Learning the graph of epidemic cascades

  • Authors:
  • Praneeth Netrapalli;Sujay Sanghavi

  • Affiliations:
  • The University of Texas at Austin, Austin, TX, USA;The University of Texas at Austin, Austin, TX, USA

  • Venue:
  • Proceedings of the 12th ACM SIGMETRICS/PERFORMANCE joint international conference on Measurement and Modeling of Computer Systems
  • Year:
  • 2012

Quantified Score

Hi-index 0.00

Visualization

Abstract

We consider the problem of finding the graph on which an epidemic spreads, given only the times when each node gets infected.
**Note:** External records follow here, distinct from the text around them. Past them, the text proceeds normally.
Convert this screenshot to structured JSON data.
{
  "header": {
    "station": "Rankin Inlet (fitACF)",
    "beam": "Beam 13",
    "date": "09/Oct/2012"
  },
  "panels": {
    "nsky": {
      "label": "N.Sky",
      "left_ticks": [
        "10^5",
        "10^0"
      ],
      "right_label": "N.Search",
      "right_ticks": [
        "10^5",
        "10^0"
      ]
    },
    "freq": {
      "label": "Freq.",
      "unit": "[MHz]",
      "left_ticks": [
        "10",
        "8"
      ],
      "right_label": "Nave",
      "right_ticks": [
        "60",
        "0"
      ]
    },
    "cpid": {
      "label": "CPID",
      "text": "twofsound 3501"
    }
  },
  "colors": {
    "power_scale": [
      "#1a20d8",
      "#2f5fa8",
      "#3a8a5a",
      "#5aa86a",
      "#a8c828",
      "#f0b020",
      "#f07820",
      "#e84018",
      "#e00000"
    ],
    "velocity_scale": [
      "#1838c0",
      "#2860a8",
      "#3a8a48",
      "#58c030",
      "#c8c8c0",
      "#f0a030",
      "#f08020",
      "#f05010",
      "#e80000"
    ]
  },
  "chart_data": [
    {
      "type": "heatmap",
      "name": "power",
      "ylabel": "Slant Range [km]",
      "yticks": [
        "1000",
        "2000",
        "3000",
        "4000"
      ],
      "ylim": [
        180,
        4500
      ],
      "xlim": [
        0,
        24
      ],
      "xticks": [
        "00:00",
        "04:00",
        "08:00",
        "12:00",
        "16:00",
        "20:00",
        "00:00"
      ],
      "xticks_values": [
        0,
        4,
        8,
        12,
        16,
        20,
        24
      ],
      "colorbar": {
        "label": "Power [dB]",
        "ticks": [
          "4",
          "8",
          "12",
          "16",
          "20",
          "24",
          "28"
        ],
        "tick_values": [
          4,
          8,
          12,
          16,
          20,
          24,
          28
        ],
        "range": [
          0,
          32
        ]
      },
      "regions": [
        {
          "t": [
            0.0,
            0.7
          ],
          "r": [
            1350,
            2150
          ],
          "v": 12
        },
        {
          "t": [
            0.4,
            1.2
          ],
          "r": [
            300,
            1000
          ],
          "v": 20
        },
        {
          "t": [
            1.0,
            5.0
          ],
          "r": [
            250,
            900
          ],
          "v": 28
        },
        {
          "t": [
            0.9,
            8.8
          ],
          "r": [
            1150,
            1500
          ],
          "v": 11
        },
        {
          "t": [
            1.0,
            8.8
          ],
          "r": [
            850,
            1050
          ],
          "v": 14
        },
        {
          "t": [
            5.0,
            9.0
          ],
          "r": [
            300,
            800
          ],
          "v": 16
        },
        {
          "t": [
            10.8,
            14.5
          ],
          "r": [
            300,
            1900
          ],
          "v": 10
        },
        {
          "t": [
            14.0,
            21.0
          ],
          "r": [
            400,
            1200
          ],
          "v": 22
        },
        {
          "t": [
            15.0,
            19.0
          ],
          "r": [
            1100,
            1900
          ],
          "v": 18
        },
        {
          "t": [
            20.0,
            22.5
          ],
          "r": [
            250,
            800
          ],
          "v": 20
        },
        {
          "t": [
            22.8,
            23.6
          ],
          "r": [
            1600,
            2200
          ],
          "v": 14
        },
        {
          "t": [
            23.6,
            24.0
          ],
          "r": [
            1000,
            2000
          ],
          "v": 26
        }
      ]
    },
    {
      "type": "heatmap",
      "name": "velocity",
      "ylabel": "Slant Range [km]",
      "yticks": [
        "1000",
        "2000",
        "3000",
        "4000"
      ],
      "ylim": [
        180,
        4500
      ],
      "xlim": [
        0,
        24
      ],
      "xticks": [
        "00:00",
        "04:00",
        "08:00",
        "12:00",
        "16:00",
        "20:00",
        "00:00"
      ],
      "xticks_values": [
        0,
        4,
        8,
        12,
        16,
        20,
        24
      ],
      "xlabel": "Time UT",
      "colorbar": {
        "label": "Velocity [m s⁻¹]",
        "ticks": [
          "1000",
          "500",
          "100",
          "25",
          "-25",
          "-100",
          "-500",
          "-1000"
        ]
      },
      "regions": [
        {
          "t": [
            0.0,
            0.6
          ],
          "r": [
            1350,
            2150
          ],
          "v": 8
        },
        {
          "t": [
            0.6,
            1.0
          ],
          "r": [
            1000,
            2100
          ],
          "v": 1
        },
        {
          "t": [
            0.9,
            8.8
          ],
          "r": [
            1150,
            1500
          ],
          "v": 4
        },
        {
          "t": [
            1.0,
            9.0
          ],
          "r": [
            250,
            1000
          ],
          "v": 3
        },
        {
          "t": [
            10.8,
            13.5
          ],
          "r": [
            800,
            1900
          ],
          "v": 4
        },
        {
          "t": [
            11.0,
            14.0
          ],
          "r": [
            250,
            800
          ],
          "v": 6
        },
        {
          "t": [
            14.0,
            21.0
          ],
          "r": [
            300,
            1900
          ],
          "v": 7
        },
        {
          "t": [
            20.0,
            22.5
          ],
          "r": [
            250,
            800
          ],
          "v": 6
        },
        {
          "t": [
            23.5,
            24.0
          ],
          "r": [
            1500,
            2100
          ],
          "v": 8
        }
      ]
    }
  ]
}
While this is a problem of central importance in several contexts -- offline and online social networks, e-commerce, epidemiology -- there has been very little work, analytical or empirical, on finding the graph. Clearly, it is impossible to do so from just one epidemic; our interest is in learning the graph from a small number of independent epidemics. For the classic and popular "independent cascade" epidemics, we analytically establish sufficient conditions on the number of epidemics for both the global maximum-likelihood (ML) estimator, and a natural greedy algorithm to succeed with high probability. Both results are based on a key observation: the global graph learning problem decouples into n local problems -- one for each node. For a node of degree d, we show that its neighborhood can be reliably found once it has been infected O(d2 log n) times (for ML on general graphs) or O(d log n) times (for greedy on trees). We also provide a corresponding information-theoretic lower bound of Ω(d log n); thus our bounds are essentially tight. Furthermore, if we are given side-information in the form of a super-graph of the actual graph (as is often the case), then the number of epidemic samples required -- in all cases -- becomes independent of the network size n.